Alors que le Gouvernement vient de lancer son plan d’électrification des usages et que les besoins futurs en électricité bas-carbone sont appelés à croître fortement, la filière photovoltaïque française s’inquiète du manque de visibilité sur son avenir à court terme. C’est le message qu’ont porté conjointement Jules Nyssen et Vianney de l’Estang pour le Syndicat des énergies renouvelables (SER) et Daniel Bour pour Enerplan lors d’une rencontre avec la ministre de l’Énergie, Maud Brégeon.
Cette réunion faisait suite aux alertes lancées lors du colloque national photovoltaïque organisé à Strasbourg par le SER et à la conférence de presse commune avec Enerplan. Les deux organisations professionnelles ont souhaité attirer l’attention du Gouvernement sur ce qu’elles considèrent comme une situation à la fois « paradoxale » et « dramatique » pour la filière.
Une filière sans feuille de route opérationnelle
Pour les représentants du secteur, la situation est paradoxale car le solaire demeure aujourd’hui la seule filière de production électrique qui ne dispose pas encore d’une feuille de route opérationnelle au-delà de l’été 2026.

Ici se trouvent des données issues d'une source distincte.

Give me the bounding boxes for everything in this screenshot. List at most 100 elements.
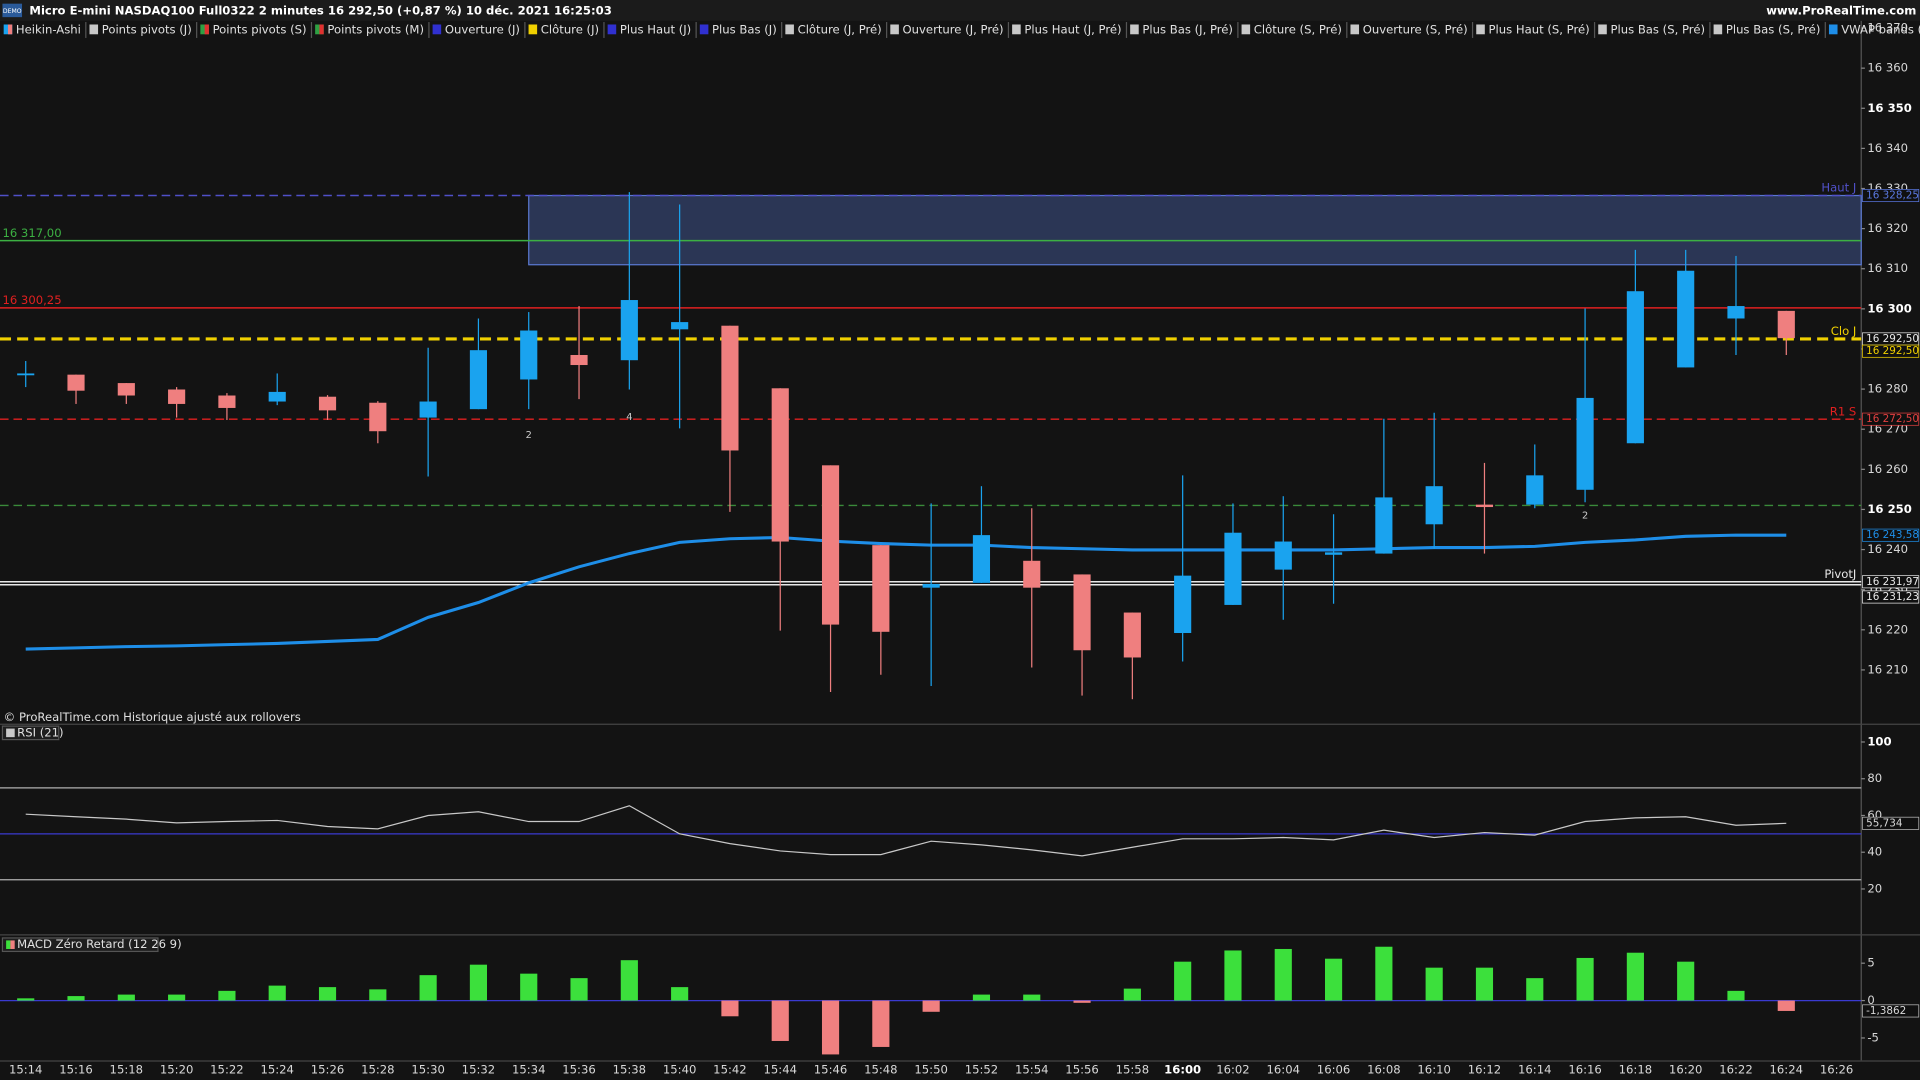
macd-bar <box>1526 978 1544 1001</box>
price-tag: 16 231,97 <box>1866 576 1919 588</box>
x-tick-label: 15:38 <box>613 1063 647 1077</box>
macd-bar <box>1023 994 1041 1001</box>
title-swatch <box>10 940 15 949</box>
x-tick-label: 15:44 <box>763 1063 797 1077</box>
macd-bar <box>1073 1000 1091 1003</box>
y-tick-label: 100 <box>1867 734 1891 748</box>
x-tick-label: 15:22 <box>210 1063 244 1077</box>
macd-bar <box>268 985 286 1001</box>
price-tag-box <box>1862 344 1920 358</box>
panel-title: MACD Zéro Retard (12 26 9) <box>17 937 181 951</box>
candle-body <box>1375 497 1393 554</box>
candle-body <box>821 465 840 625</box>
candle-body <box>1224 532 1242 605</box>
x-tick-label: 15:40 <box>663 1063 697 1077</box>
price-tag: 16 243,58 <box>1866 529 1919 541</box>
rsi-line <box>25 805 1787 857</box>
x-tick-label: 15:48 <box>864 1063 898 1077</box>
legend-item: Plus Haut (S, Pré) <box>1488 23 1589 37</box>
x-tick-label: 15:18 <box>110 1063 144 1077</box>
legend-item: Points pivots (S) <box>213 23 307 37</box>
badge: DEMO <box>3 8 22 15</box>
y-tick-label: 0 <box>1867 993 1874 1007</box>
title-swatch <box>6 728 15 738</box>
y-tick-label: 20 <box>1867 881 1882 895</box>
x-tick-label: 16:06 <box>1317 1063 1351 1077</box>
price-tag-box <box>1862 528 1920 542</box>
level-label: 16 300,25 <box>2 293 61 307</box>
x-tick-label: 15:56 <box>1065 1063 1099 1077</box>
legend-item: Plus Bas (S, Pré) <box>1610 23 1705 37</box>
price-tag-box <box>1862 1004 1920 1018</box>
y-tick-label: 5 <box>1867 956 1874 970</box>
candle-body <box>721 325 739 451</box>
candle-body <box>168 389 186 404</box>
x-tick-label: 16:02 <box>1216 1063 1250 1077</box>
x-tick-label: 15:58 <box>1116 1063 1150 1077</box>
macd-bar <box>1174 961 1192 1001</box>
macd-bar <box>821 1000 840 1055</box>
candle-body <box>268 391 286 402</box>
legend-swatch <box>699 24 709 35</box>
x-tick-label: 16:26 <box>1820 1063 1854 1077</box>
macd-bar <box>1224 950 1242 1001</box>
candle-body <box>117 383 135 396</box>
candle-body <box>620 300 638 361</box>
candle-body <box>1023 560 1041 588</box>
legend-swatch <box>1713 24 1723 35</box>
level-name: R1 S <box>1830 404 1857 418</box>
legend-swatch <box>200 24 209 35</box>
panel-title: RSI (21) <box>17 725 63 739</box>
x-tick-label: 16:00 <box>1164 1063 1201 1077</box>
candle-body <box>369 402 387 432</box>
price-tag: 16 292,50 <box>1866 333 1919 345</box>
candle-body <box>671 322 689 330</box>
legend-swatch <box>607 24 617 35</box>
candle-body <box>972 535 991 583</box>
signal-count: 4 <box>626 412 632 423</box>
legend-swatch <box>1241 24 1251 35</box>
legend-item: VWAP bands (Journalier) <box>1841 23 1920 37</box>
legend-swatch <box>432 24 442 35</box>
candle-body <box>1274 541 1292 570</box>
macd-bar <box>369 989 387 1001</box>
macd-bar <box>168 994 186 1001</box>
title-box <box>1 725 60 741</box>
y-tick-label: 80 <box>1867 771 1882 785</box>
x-tick-label: 15:30 <box>411 1063 445 1077</box>
range-zone <box>528 194 1862 266</box>
x-tick-label: 16:24 <box>1770 1063 1804 1077</box>
candle-body <box>1324 552 1343 555</box>
candle-body <box>1526 475 1544 505</box>
x-tick-label: 15:24 <box>260 1063 294 1077</box>
title-swatch <box>6 940 11 949</box>
y-tick-label: 16 370 <box>1867 21 1908 35</box>
legend-swatch <box>89 24 99 35</box>
candle-body <box>67 374 85 391</box>
macd-bar <box>1123 988 1141 1001</box>
footnote: © ProRealTime.com Historique ajusté aux … <box>4 710 301 724</box>
candle-body <box>570 354 588 366</box>
x-tick-label: 16:14 <box>1518 1063 1552 1077</box>
legend-item: Clôture (S, Pré) <box>1254 23 1342 37</box>
x-tick-label: 16:22 <box>1719 1063 1753 1077</box>
y-tick-label: 16 280 <box>1867 382 1908 396</box>
candle-body <box>1475 504 1494 508</box>
x-tick-label: 16:12 <box>1468 1063 1502 1077</box>
legend-swatch <box>1828 24 1838 35</box>
x-tick-label: 15:46 <box>814 1063 848 1077</box>
x-tick-label: 15:28 <box>361 1063 395 1077</box>
price-tag: 16 272,50 <box>1866 413 1919 425</box>
x-tick-label: 15:20 <box>160 1063 194 1077</box>
price-tag: 16 328,25 <box>1866 190 1919 202</box>
macd-bar <box>17 998 35 1001</box>
x-tick-label: 15:34 <box>512 1063 546 1077</box>
x-tick-label: 15:16 <box>59 1063 93 1077</box>
macd-bar <box>520 973 538 1001</box>
macd-bar <box>620 960 638 1001</box>
level-name: Clo J <box>1831 324 1857 338</box>
macd-bar <box>117 994 135 1001</box>
legend-item: Clôture (J, Pré) <box>798 23 882 37</box>
macd-bar <box>1375 946 1393 1001</box>
candle-body <box>218 395 236 408</box>
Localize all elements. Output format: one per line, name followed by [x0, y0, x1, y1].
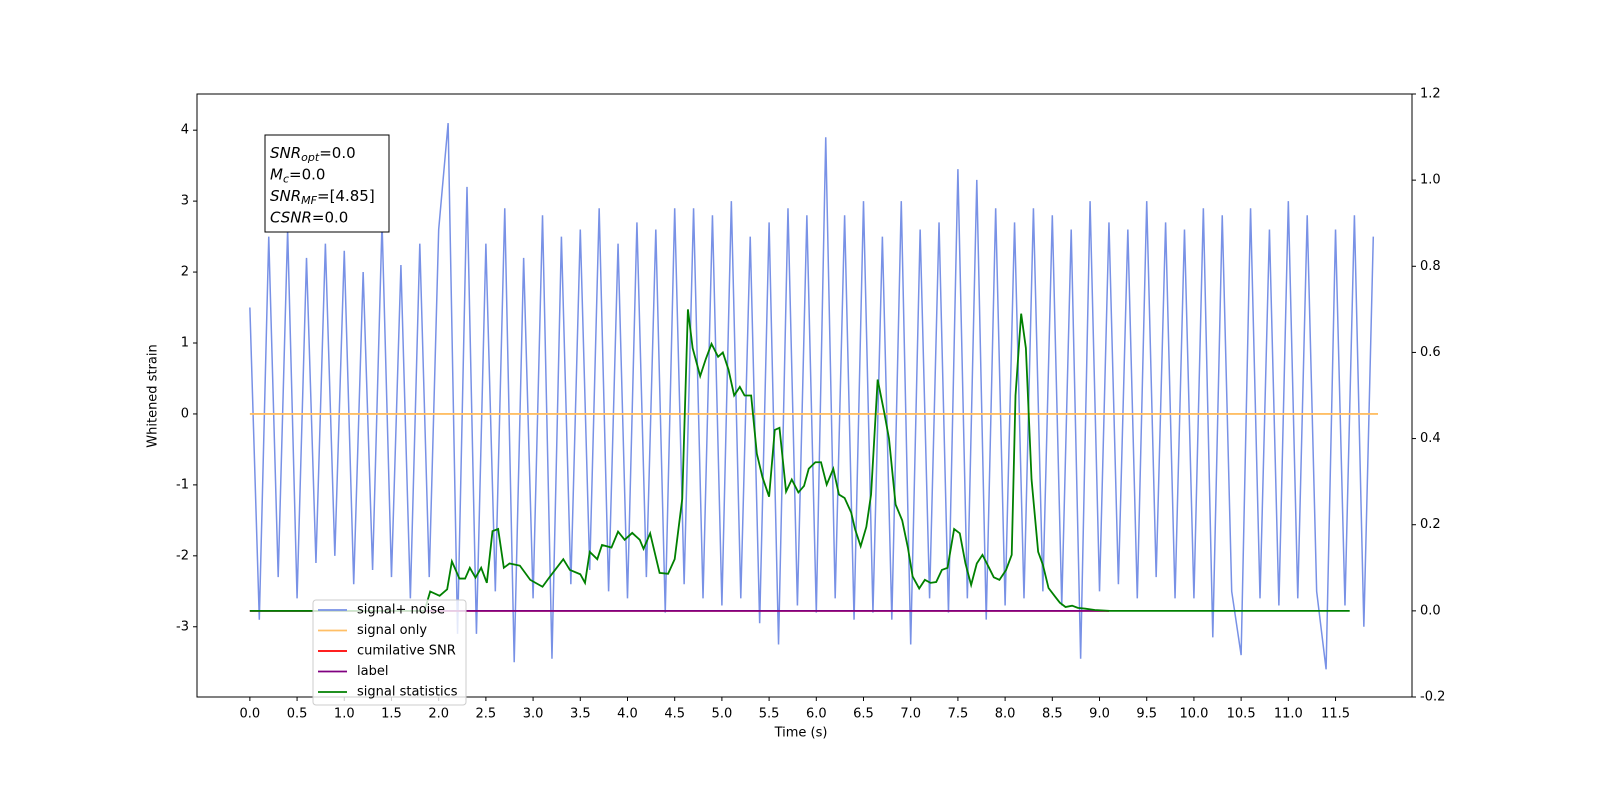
legend-box — [312, 599, 467, 706]
y-axis-label: Whitened strain — [146, 344, 161, 447]
y2-tick-label: 1.2 — [1420, 87, 1441, 102]
y2-tick-label: 0.0 — [1420, 603, 1441, 618]
series-line — [249, 309, 1350, 612]
annotation-main: SNR — [270, 144, 301, 162]
plot-frame — [196, 93, 1413, 698]
x-tick-label: 0.5 — [287, 707, 308, 722]
y2-tick-label: 1.0 — [1420, 173, 1441, 188]
x-tick-label: 7.5 — [948, 707, 969, 722]
x-tick-label: 9.5 — [1136, 707, 1157, 722]
y2-tick-label: 0.2 — [1420, 517, 1441, 532]
x-tick-label: 1.5 — [381, 707, 402, 722]
y2-tick-label: 0.8 — [1420, 259, 1441, 274]
legend-label: signal statistics — [357, 685, 458, 700]
x-tick-label: 8.5 — [1042, 707, 1063, 722]
x-tick-label: 10.5 — [1227, 707, 1256, 722]
annotation-sub: opt — [301, 151, 320, 164]
annotation-rest: =0.0 — [289, 165, 325, 183]
annotation-rest: =0.0 — [312, 208, 348, 226]
annotation-main: SNR — [270, 187, 301, 205]
x-tick-label: 2.5 — [476, 707, 497, 722]
annotation: SNRopt=0.0 — [270, 144, 356, 165]
x-tick-label: 11.0 — [1274, 707, 1303, 722]
x-tick-label: 4.5 — [664, 707, 685, 722]
y-tick-label: -1 — [176, 477, 189, 492]
y-tick-label: 0 — [181, 406, 189, 421]
x-tick-label: 6.0 — [806, 707, 827, 722]
x-tick-label: 8.0 — [995, 707, 1016, 722]
legend-label: signal+ noise — [357, 603, 445, 618]
annotation-main: CSNR — [270, 208, 312, 226]
x-tick-label: 3.5 — [570, 707, 591, 722]
y-tick-label: 4 — [181, 123, 189, 138]
annotation-rest: =[4.85] — [317, 187, 375, 205]
x-tick-label: 4.0 — [617, 707, 638, 722]
annotation: SNRMF=[4.85] — [270, 187, 375, 208]
y-tick-label: 3 — [181, 194, 189, 209]
x-tick-label: 2.0 — [428, 707, 449, 722]
legend-label: signal only — [357, 623, 427, 638]
y2-tick-label: 0.4 — [1420, 431, 1441, 446]
y2-tick-label: -0.2 — [1420, 690, 1445, 705]
x-tick-label: 0.0 — [240, 707, 261, 722]
annotation-sub: MF — [301, 194, 317, 207]
legend-label: label — [357, 664, 388, 679]
x-tick-label: 3.0 — [523, 707, 544, 722]
legend-label: cumilative SNR — [357, 644, 456, 659]
annotation-main: M — [270, 165, 283, 183]
y2-tick-label: 0.6 — [1420, 345, 1441, 360]
x-tick-label: 1.0 — [334, 707, 355, 722]
annotation: Mc=0.0 — [270, 165, 325, 186]
x-tick-label: 7.0 — [900, 707, 921, 722]
x-axis-label: Time (s) — [774, 726, 828, 741]
annotation-box — [264, 134, 390, 233]
x-tick-label: 5.0 — [712, 707, 733, 722]
y-tick-label: -3 — [176, 619, 189, 634]
y-tick-label: 2 — [181, 265, 189, 280]
annotation: CSNR=0.0 — [270, 208, 348, 226]
y-tick-label: 1 — [181, 336, 189, 351]
annotation-rest: =0.0 — [319, 144, 355, 162]
x-tick-label: 10.0 — [1179, 707, 1208, 722]
x-tick-label: 6.5 — [853, 707, 874, 722]
y-tick-label: -2 — [176, 548, 189, 563]
x-tick-label: 5.5 — [759, 707, 780, 722]
x-tick-label: 9.0 — [1089, 707, 1110, 722]
annotation-sub: c — [283, 173, 289, 186]
x-tick-label: 11.5 — [1321, 707, 1350, 722]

Le SER rappelle que les différents volets de la politique énergétique nationale avancent progressivement : l’éolien en mer bénéficie désormais de dispositifs de soutien identifiés, les discussions se poursuivent sur l’éolien terrestre, l’hydroélectricité devrait faire l’objet d’un texte spécifique et le programme du nouveau nucléaire a été notifié à la Commission européenne. Dans ce contexte, les professionnels estiment que le photovoltaïque ne peut rester dans l’incertitude.
80 000 emplois concernés
Les organisations mettent également en avant les conséquences économiques de cette absence de visibilité. La filière solaire représente aujourd’hui près de 80 000 emplois directs et indirects en France et génère environ 300 millions d’euros de retombées fiscales annuelles pour les collectivités locales.
Selon le SER et Enerplan, l’absence d’arbitrages rapides pourrait fragiliser les entreprises du secteur et ralentir les investissements, alors même que le photovoltaïque est appelé à jouer un rôle central dans la réponse aux futurs besoins électriques du pays.
Un appel d’offres annoncé pour l’automne
Lors de la rencontre, Maud Brégeon a confirmé qu’un nouvel appel d’offres photovoltaïque serait lancé à l’automne. Toutefois, les modalités précises ainsi que les volumes qui seront mis en concurrence restent encore à arbitrer.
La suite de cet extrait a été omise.